Police chased thousands of leads in the 21-year Green River investigation. From details released yesterday, these were some that pointed to Gary L. Ridgway:

• August 1982. A Port of Seattle police officer found Ridgway parked on a dead-end road, near South 192nd Street and the Alaska Airlines warehouse. It was the same night Terry Milligan disappeared and eight blocks from where Gisele Lovvorn's body was discovered a month later.

• October 1982. A friend of Denise Bush told police in the 1980s she saw Bush talking with a man the night before she disappeared. The man was looking under the hood of a green pickup truck with oxidized paint and "jerked his head around and hid it under the hood as if he did not want her to see his face." The friend provided details for a composite sketch of Ridgway, and in 2002, she picked his photo from a montage.

• April 1983. Gail Matthews' boyfriend told police he last saw Matthews riding with a man in a pickup truck turning onto South 216th Street near Des Moines.

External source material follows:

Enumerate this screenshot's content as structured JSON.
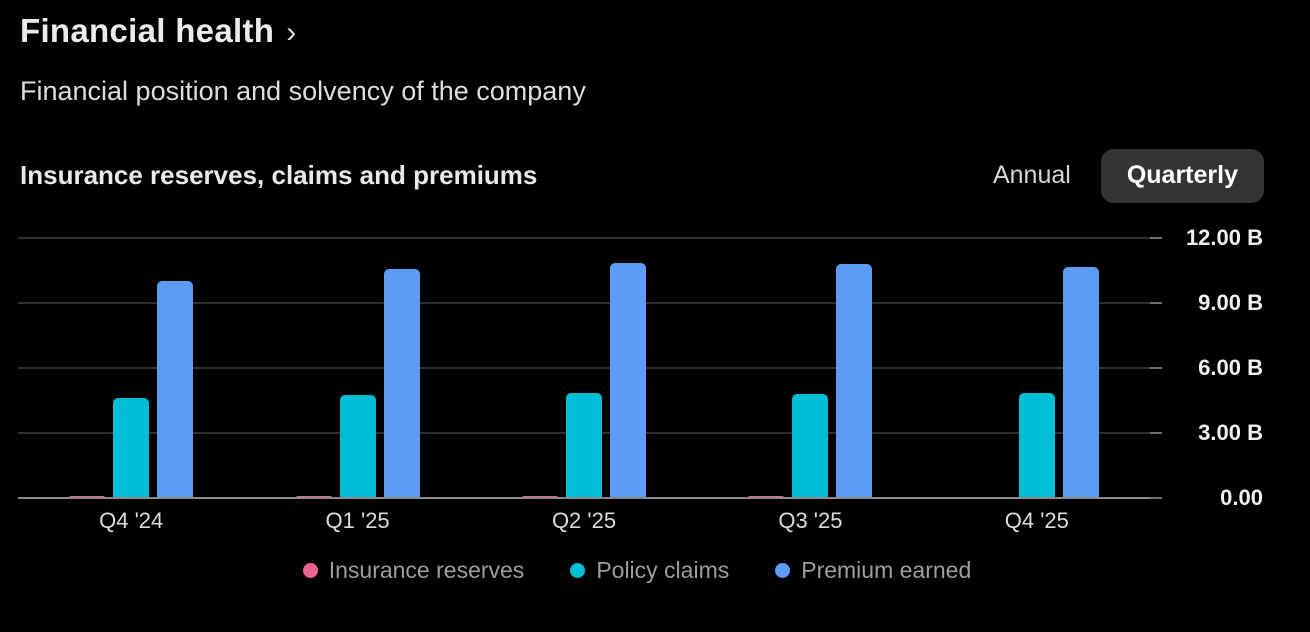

He described the truck as green or blue and with a canopy. He described the man, but the description and composite drawing did not closely resemble Ridgway, who lived just off South 216th Street.

• April 1983. The boyfriend of Kimi-Kai Pitsor told police she stepped into an older green Ford pickup truck, never to be seen again, and described the driver. Ridgway's girlfriend owned an older, light-green Ford. In 1987, Pitsor's boyfriend picked Ridgway's photo out of a montage, though he was not "1000 percent" certain.

• May 1983. Marie Malvar's boyfriend took Des Moines police to Ridgway's house four days after she disappeared. He identified the pickup he saw Malvar get into. Two Des Moines detectives questioned Ridgway, who admitted picking up prostitutes but denied picking up Malvar.

• July 1983. A Port of Seattle police officer stopped near Ridgway "just as he finished the sex act" with Kelly Ware, whom he had killed a few days earlier, in a wooded spot south of Seattle-Tacoma International Airport, according to Ridgway. The officer, who apparently did not see the body, "asked him what he was doing. Ridgway claims he calmly explained that he had stopped to urinate, and the officer did not investigate further," according to a summary of evidence filed yesterday by the King County prosecutor.

• February 1984. Ridgway wrote a letter to a local newspaper entitled, "What you need to know about the Green River man." It contained falsehoods to throw off police but also mentioned that some victims' fingernails had been cut, a fact unknown to police until this year. Prosecutors wrote, "The Task Force sent the letter to the FBI for analysis, and an 'expert' there proclaimed that the letter was not written by the killer."

• December 1984. Rebecca Garde Guay reported she had been assaulted in November 1982 by a man she was certain tried to kill her with a chokehold. She is the only known survivor of the Green River killer. Guay told police in 1984 and 1986 that the man showed her an identification card from Kenworth Trucking. She also picked Ridgway out of a photo montage. Ridgway, questioned by police, admitted he "dated" Guay but said he choked her when she bit him and let her go. A Green River Task Force detective said Guay told him she did not wish to pursue the case.